Silas Cooke, 1st Corporal, discharged July 3, 1865, Cincinnati, O.

James Worstell, discharged July 5, 1865, Cincinnati, O.

Jesse J. Morris and Thomas L. Noble were mustered out with the Regiment. John F. Gardner and James L. Noah had final discharge when artillery mustered out. Geo. Reed, when the 53rd P.V. was mustered out. David McC. Pry, John W. Nickeson, Isaac Chisholm, Henry Dickson and Johnson Toppin were finally released when their Regiments in the Veteran Reserve Corps were disbanded.

On muster out Co. K, with the 140th, was ordered to Pittsburg, Pa., for final pay and discharge. Our feelings are readily recalled when we arrived at Pittsburg, where in '62 we had been mustered in. Oh, what changes wrought in three years! Then three commissioned officers and 93 enlisted men, and 5 recruits had joined us. Now only 37 present, 12 had been killed in action; 4 died of wounds; 10 died of sickness. Thirty-seven had been wounded. Many had been discharged on account of disability. Others had been transferred to other commands and service, some of whom had made good records for themselves. Many had gone out beardless boys, but now returned well trained men. All are eager now to quit the service and to return to their several avocations in a blessed reign of peace in a nation saved, a Union preserved. The songs of farewell are hastily sung, and Co. K becomes a thing of the past, each going his own way, some never again to look into each other's faces, but a tie of comradeship binding all hearts together that no period of time can break.

Sketches of Those Who Have Died Since the War.

And as the years have come and gone since the disbanding, Company K's survivors have ever done their part in the reunions and camp fires held by the Regiment. But so widely scattered have they become that only a few each year have been able to answer to their names on such occasions. In nearly a dozen states the present living are to be found.

We cast a look back to the time K was disbanded, and, when asked where are Co. K's 101 members? we find the numbering to be: 12 killed in action; 14 died in the service; 2 deserted and their names are lost to us; 31 have died since, and 42 are living yet. The killed and died in service have already been mentioned. And the names of the two deserters have passed from us.

So many years have passed with their burden of business, domestic and other duties and of engrossing anxieties; so much have memory's faculties yielded to the demands made upon them as that it has become difficult to recall details in experience in those crowded years of service, that the task of gathering data for presenting to the public a just and impartial record of each one of K's members has been found a very difficult one; and, despite the writer's most earnest and persistent efforts through many months of time in search of necessary information, he regrets his inability to secure such data as he in some cases longed for.
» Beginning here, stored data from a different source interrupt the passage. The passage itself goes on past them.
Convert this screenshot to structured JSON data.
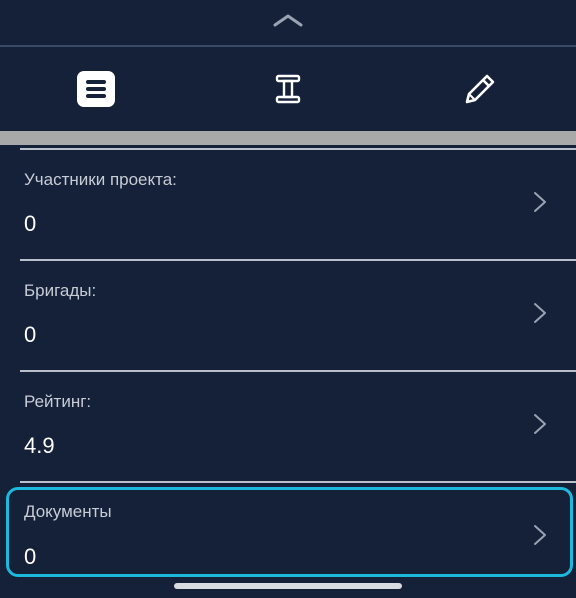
{
  "sheet": {
    "collapse_icon": "chevron-up-icon"
  },
  "toolbar": {
    "items": [
      {
        "icon": "list-icon"
      },
      {
        "icon": "text-cursor-icon"
      },
      {
        "icon": "pencil-icon"
      }
    ]
  },
  "rows": [
    {
      "label": "Участники проекта:",
      "value": "0"
    },
    {
      "label": "Бригады:",
      "value": "0"
    },
    {
      "label": "Рейтинг:",
      "value": "4.9"
    },
    {
      "label": "Документы",
      "value": "0"
    }
  ],
  "colors": {
    "background": "#142138",
    "highlight": "#1fb8dd",
    "band": "#a9a9aa"
  }
}
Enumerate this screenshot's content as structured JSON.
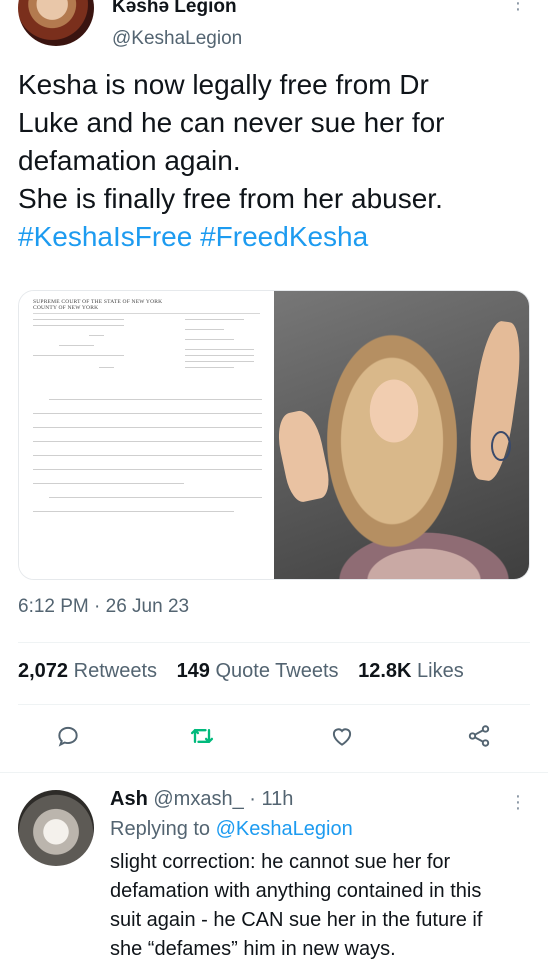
{
  "tweet": {
    "author_name": "Kəshə Legion",
    "author_handle": "@KeshaLegion",
    "text_lines": [
      "Kesha is now legally free from Dr",
      "Luke and he can never sue her for",
      "defamation again.",
      "She is finally free from her abuser."
    ],
    "hashtags": "#KeshaIsFree #FreedKesha",
    "document": {
      "court_header": "SUPREME COURT OF THE STATE OF NEW YORK COUNTY OF NEW YORK"
    },
    "timestamp": "6:12 PM · 26 Jun 23",
    "stats": {
      "retweets_count": "2,072",
      "retweets_label": "Retweets",
      "quotes_count": "149",
      "quotes_label": "Quote Tweets",
      "likes_count": "12.8K",
      "likes_label": "Likes"
    }
  },
  "reply": {
    "author_name": "Ash",
    "author_handle": "@mxash_",
    "time": "· 11h",
    "replying_prefix": "Replying to",
    "replying_to": "@KeshaLegion",
    "text_lines": [
      "slight correction: he cannot sue her for",
      "defamation with anything contained in this",
      "suit again - he CAN sue her in the future if",
      "she “defames” him in new ways."
    ]
  },
  "icons": [
    "more-icon",
    "reply-icon",
    "retweet-icon",
    "like-icon",
    "share-icon"
  ],
  "colors": {
    "accent": "#1d9bf0",
    "secondary_text": "#536471",
    "retweet_green": "#00ba7c"
  }
}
But so far as was within his power he has given the records impartially, full and correct to the best of his information. Nothing would he not have done to serve his comrades, each one of whom was dear to him, and to each of whom he ever felt allied as to a brother. Gladly does he make mention of anything to the credit or honor of any one in a Company that sustained so worthy a record as did K, than which, he hesitates not to assert, no other was superior in point of excellence, in faithful, devoted, heroic service to our beloved country.